How is this for a bold assertion: All your clothes are made with exploited labor.
That is the title of a recent Atlantic article which discusses what Patagonia learned when it audited the practices of its second-tier suppliers. These are not the firms sewing sweaters or assembling backpacks. Rather these are the mills producing fabric and factories producing components that go into those sweaters and backpacks. It turns out that a lot of those mills were engaged in some dubious practices.
About one-quarter of those mills are based in Taiwan, and the majority were found to have instances of trafficking and exploitation.
The problems stemmed from how those mills found the people to work their factory lines. They didn’t hire workers themselves and instead turned to so-called labor brokers. These labor brokers charged migrants exorbitant, often illegally high fees in exchange for jobs. There were other red flags, too. Suppliers would open bank accounts into which the workers deposited their paychecks, so that fees for labor brokers could be automatically deducted. Workers’ movements were also restricted through the confiscation of passports. The recruitment and hiring process used by many labor brokers can create a cycle of fear and debt that leaves workers neither able to leave their jobs nor to make a decent living.
The article goes on to explain that sourcing labor through brokers is both legal and common in Taiwan.
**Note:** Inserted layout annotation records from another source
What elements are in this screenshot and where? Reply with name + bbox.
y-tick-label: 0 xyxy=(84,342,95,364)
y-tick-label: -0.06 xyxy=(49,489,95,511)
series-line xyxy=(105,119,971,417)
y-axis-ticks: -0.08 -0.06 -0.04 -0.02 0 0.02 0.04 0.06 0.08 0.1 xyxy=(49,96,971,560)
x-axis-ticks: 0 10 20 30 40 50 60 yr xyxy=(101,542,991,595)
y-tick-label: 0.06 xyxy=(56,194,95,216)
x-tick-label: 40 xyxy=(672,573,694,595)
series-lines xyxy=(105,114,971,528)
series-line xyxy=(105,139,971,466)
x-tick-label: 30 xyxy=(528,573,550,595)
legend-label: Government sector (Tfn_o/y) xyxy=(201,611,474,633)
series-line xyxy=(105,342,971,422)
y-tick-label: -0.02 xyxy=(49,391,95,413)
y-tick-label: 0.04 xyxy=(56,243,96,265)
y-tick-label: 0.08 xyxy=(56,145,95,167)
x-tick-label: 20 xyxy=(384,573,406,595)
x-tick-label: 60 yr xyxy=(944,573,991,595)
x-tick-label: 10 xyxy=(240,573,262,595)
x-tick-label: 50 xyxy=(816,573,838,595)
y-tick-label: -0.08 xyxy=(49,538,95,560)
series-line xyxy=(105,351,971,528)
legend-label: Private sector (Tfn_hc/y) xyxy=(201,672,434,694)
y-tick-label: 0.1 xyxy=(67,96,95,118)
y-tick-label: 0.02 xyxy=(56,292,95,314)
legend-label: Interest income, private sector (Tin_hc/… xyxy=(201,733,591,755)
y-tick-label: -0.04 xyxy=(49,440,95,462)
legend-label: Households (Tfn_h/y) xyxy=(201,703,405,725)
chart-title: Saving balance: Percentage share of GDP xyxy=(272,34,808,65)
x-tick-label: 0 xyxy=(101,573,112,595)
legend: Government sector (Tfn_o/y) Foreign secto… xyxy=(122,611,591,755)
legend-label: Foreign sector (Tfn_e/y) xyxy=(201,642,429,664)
It is arguably necessary for the mills to be cost-competitive. Still it is an embarrassment for a brand such as Patagonia which has staked quite a bit on being a better global citizen than the typical clothing brand. (Check out the social responsibility page on their website.)
Indeed, the fact that Patagonia discovered these problems in its supply chain suggests that they likely occur in everyone’s supply chain. Patagonia is generally acknowledged as being on the cutting edge of managing the environmental and social impact of its supply chain. The question then is how the problems arose and what can be done about them.
The answer to the first question comes down to complexity and costs. The latter is an obvious concern. Fashion in general is a tough business and firms — especially those up the supply chain that are potentially small and undifferentiated — are going to have low margins. Consequently there is always going to be pressure to cut corners. That pressure will be particularly acute when downstream firms are unwilling to pony up a premium to cover the extra expense of a being a good citizen. A Taiwanese mill could forego dealing with labor brokers to assure its supply chain partners that this labor practices were all above-board but that is not a winning strategy in the long run unless the downstream firms are willing to compensate for the extra cost it has taken on.
Complexity is also a legitimate issue. Patagonia is reliant on 175 second-tier suppliers. That’s a lot of firms to be auditing on a regular basis. (To put some perspective on that number, Patagonia has trimmed its first tier from 108 to 75 in recent years in part to better monitor that part of its supply chain.) It is not clear that Patagonia could easily trim down this list of suppliers. For one, they are not interchangeable; a textile mill cannot easily turn out backpack components. Further, there are likely serious risk-management benefits from having some redundancy in the supply chain. Lead times for fabric can be really long and having some flexibility to move demand across different suppliers could well be the difference between having enough goods for the season and not.
So what can be done? The article suggests that brands should be offering longer contracts — effectively arguing that if brands make more a commitment they can demand more from suppliers. Alternatively one can argue that with more business at stake, suppliers should be more proactive in trying to eliminate problems that may cost them a large book of business. There is clearly sense in that argument but there is also the question of how large a brand’s business is relative to a supplier. If a brand is rounding error on a supplier’s overall business, the length of the commitment will likely have a negligible impact on the supplier’s behavior.
Another possibility is discussed in a different Atlantic article (Whose Job Is It to Prevent Worker Abuse Abroad?, May 18). It argues that there should be greater cooperation between brands to manage the universe of suppliers.
Those brands must collaborate with each other, given that many of them share suppliers. Doing so would avoid redundancies that waste time and money: In 2006 I visited a factory in Bangkok that had three fire extinguishers on a wall at different heights to conform to different brands’ codes. Consolidating codes, sharing audits, and splitting the costs of upgrades are among the aims of two initiatives that arose in the wake of Rana Plaza, the Alliance for Bangladesh Worker Safety and the Bangladesh Accord on Fire and Building Safety. And yet, there are two of them, which suggests that not everyone is ready to work together.
There are, of course, limits to how much coordinating standards and co-audits can accomplish if only because at some point too much private information is at risk of being exposed. That Patagonia buys from a particular mill may be well-known. Exactly how much they order or how they want the material finished, however, is a little more private. Brands have legitimate reasons to worry about sharing too much if they get to cosy with competitors in monitoring suppliers.